ECLI:NL:RBDHA:2025:22090
Rechtbank Den Haag
- Eerste aanleg - enkelvoudig
- Rechtspraak.nl
Niet-ontvankelijkheid van beroep tegen vrijheidsontnemende maatregel in vreemdelingenrecht
In deze zaak heeft de Rechtbank Den Haag op 21 november 2025 uitspraak gedaan in een bestuursrechtelijke procedure betreffende vreemdelingenbewaring. Eiseres, met een V-nummer, heeft op 1 november 2025 beroep ingesteld tegen een besluit van 16 oktober 2025, waarbij haar een vrijheidsontnemende maatregel was opgelegd op basis van artikel 6, derde lid, van de Vreemdelingenwet 2000. Dit beroep is geregistreerd onder het zaaknummer NL25.53588.
De minister van Asiel en Migratie, als verweerder, heeft op 13 november 2025 de rechtbank in kennis gesteld van de bewaring, wat gelijkgesteld werd met een door eiseres ingesteld beroep. Dit beroep is geregistreerd onder het onderhavige zaaknummer NL25.55946. De rechtbank heeft echter bepaald dat een onderzoek ter zitting niet nodig was.
De rechtbank oordeelt dat de kennisgeving van de verweerder onnodig was, aangezien eiseres al beroep had ingesteld tegen de maatregel.
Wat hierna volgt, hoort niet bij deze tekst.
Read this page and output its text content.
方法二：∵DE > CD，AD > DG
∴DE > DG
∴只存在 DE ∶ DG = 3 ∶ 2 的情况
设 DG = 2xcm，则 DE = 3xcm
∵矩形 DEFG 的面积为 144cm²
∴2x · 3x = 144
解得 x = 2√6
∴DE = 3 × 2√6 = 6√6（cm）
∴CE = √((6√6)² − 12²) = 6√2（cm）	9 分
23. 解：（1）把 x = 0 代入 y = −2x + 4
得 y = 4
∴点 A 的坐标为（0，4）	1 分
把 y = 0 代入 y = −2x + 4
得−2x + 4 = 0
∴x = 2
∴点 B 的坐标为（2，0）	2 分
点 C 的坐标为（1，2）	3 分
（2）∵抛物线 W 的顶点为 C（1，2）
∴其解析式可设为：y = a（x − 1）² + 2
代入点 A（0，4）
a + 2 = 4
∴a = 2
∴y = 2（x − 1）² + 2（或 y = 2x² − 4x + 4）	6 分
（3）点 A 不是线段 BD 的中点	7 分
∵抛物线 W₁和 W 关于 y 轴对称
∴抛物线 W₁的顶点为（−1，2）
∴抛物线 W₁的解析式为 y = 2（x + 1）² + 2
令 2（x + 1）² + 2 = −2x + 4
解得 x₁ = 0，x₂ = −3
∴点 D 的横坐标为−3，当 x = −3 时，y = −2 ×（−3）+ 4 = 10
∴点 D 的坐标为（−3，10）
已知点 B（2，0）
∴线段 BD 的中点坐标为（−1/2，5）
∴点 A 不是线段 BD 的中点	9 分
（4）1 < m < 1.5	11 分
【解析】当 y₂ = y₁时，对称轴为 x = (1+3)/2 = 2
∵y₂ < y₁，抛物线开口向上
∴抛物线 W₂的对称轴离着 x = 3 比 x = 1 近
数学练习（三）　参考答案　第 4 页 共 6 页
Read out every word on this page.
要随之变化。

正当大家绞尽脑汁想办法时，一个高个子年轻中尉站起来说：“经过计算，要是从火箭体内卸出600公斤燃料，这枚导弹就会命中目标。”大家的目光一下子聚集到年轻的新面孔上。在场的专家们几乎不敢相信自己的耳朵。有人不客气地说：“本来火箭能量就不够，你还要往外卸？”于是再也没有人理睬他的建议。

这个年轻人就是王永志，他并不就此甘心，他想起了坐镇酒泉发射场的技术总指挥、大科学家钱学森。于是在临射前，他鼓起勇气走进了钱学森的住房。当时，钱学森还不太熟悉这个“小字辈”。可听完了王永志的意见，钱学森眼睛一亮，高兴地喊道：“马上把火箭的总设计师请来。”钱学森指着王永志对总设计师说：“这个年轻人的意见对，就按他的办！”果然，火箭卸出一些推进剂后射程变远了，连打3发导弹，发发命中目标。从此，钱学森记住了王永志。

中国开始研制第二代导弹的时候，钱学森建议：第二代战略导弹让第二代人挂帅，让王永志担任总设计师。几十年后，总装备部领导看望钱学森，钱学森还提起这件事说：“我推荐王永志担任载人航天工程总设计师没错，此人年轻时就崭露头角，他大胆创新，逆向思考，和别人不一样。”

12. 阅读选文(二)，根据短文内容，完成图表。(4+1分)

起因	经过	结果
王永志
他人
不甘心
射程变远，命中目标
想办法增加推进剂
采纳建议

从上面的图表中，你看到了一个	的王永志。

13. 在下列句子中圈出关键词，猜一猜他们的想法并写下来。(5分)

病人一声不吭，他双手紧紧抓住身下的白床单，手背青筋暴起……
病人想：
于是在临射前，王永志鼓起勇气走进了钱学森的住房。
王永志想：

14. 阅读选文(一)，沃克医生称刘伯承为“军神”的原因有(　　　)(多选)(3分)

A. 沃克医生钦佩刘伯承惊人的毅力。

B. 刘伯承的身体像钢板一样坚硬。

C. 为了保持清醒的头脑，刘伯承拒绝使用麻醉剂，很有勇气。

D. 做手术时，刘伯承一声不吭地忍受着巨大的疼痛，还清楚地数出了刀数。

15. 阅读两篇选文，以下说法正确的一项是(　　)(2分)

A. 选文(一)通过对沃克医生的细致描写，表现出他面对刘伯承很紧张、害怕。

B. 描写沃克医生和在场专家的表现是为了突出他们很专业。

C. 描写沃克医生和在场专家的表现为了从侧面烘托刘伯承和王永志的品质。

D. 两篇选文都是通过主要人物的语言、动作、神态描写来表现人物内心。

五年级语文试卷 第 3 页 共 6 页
Aangezien het beroep in de zaak met nummer NL25.53588 al was beoordeeld, was er voor partijen geen belang meer bij een inhoudelijke beoordeling van het beroep dat voortkwam uit de kennisgeving van de verweerder. Daarom heeft de rechtbank het beroep in de zaak met nummer NL25.55946 niet-ontvankelijk verklaard. Er is geen aanleiding voor een proceskostenveroordeling. De uitspraak is gedaan door mr. B. van Dokkum, rechter, in aanwezigheid van mr. J.R. Froma, griffier, en is openbaar uitgesproken.